Obama wrong to isolate Venezuela [View all]
Obama wrong to isolate Venezuela
By Oliver Stone and Mark Weisbrot | March 22, 2014
The George W. Bush administration had a stated policy of trying to isolate Venezuela from its neighbors, and the strategy ended up isolating Washington instead. President Obama, in his first meeting with hemispheric leaders in Trinidad in 2009, promised to turn a new page. But today, his administration finds itself even more isolated than that of his predecessor, and for much the same reasons.
Consider the lopsided vote on Venezuela at the Organization of American States earlier this month. Not only did the OAS reject Washingtons attempt to get the organization to intervene in Venezuela, but to add insult to injury, 29 countries passed a resolution expressing their solidarity with the government of President Nicolás Maduro, with only 3 against. It is hard to imagine a more resounding diplomatic defeat in a body where the US government still has a disproportionate influence.

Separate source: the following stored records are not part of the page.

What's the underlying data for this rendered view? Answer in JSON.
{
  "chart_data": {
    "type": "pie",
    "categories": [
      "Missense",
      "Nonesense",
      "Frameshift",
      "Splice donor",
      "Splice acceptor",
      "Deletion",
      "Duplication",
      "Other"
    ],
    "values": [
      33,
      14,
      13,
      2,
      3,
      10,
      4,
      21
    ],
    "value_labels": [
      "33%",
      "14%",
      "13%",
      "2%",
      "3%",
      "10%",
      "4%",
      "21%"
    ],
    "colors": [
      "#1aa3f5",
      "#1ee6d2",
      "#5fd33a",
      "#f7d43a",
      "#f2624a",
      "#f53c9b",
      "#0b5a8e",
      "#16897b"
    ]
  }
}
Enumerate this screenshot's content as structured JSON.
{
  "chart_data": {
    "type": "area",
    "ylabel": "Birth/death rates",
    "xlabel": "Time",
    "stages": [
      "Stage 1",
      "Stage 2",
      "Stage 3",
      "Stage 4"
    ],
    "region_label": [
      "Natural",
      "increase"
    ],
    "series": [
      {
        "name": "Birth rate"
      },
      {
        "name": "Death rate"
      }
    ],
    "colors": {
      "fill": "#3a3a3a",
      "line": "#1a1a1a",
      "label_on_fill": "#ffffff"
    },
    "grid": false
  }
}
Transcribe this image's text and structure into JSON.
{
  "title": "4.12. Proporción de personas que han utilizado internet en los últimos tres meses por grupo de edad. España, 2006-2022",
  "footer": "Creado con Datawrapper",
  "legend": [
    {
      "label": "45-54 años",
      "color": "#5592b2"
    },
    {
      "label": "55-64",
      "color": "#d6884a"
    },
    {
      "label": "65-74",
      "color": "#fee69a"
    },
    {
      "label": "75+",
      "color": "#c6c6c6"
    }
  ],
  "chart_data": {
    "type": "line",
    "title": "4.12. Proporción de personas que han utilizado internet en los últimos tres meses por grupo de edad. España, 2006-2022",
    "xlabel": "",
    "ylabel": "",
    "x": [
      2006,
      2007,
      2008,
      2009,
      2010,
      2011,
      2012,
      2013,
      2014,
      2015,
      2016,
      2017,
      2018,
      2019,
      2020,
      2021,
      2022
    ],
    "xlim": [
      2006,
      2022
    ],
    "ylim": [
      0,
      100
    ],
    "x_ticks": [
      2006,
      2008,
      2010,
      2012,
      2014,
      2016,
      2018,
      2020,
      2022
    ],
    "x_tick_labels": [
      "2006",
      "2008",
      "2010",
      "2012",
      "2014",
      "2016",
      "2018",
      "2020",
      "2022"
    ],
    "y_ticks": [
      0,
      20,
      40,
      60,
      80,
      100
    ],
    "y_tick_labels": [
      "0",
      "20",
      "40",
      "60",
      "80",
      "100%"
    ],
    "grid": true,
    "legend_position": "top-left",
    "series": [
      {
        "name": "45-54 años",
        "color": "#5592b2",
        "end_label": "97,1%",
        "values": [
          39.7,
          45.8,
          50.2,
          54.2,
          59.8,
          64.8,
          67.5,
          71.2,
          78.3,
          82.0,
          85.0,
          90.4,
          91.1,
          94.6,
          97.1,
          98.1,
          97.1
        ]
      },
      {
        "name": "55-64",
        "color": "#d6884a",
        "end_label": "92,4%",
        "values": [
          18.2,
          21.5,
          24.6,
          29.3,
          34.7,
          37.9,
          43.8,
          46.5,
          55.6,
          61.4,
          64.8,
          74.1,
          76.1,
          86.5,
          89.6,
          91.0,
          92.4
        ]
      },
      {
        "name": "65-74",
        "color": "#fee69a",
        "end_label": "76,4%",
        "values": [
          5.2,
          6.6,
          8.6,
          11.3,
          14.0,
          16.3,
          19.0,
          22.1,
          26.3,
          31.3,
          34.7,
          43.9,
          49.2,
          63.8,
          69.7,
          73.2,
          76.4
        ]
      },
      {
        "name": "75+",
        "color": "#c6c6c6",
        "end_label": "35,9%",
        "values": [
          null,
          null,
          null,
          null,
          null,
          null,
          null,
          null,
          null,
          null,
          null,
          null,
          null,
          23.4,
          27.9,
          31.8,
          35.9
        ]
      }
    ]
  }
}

The Obama administration seems surrealistically unaware that this is a different hemisphere than it was 15 years ago. Governments representing the majority of Latin America are now from the left, including Brazil, Argentina, Ecuador, Bolivia, Uruguay, and Venezuela in South America and El Salvador and Nicaragua in Central America. These governments emphatically reject Washingtons depiction of the recent events in Venezuela as a government trying to repress peaceful protesters. Instead, they share Maduros view that the protests are an attempt to overthrow a democratically elected government, which has been the stated goal of the protest movements leadership from the beginning. Even President Michelle Bachelet of Chile, who is reluctant to criticize Washington, used the word destabilization to describe the protests. These governments see that Washington is using its muscle to support this effort.
They have seen this movie before. In 2002, the Bush administration provided training, institution building, and other support to individuals and organizations understood to be actively involved in the military coup that briefly overthrew then-President Hugo Chávez, according to the State Department. After the coup failed, Washington stepped up funding to opposition groups, which has continued to this day.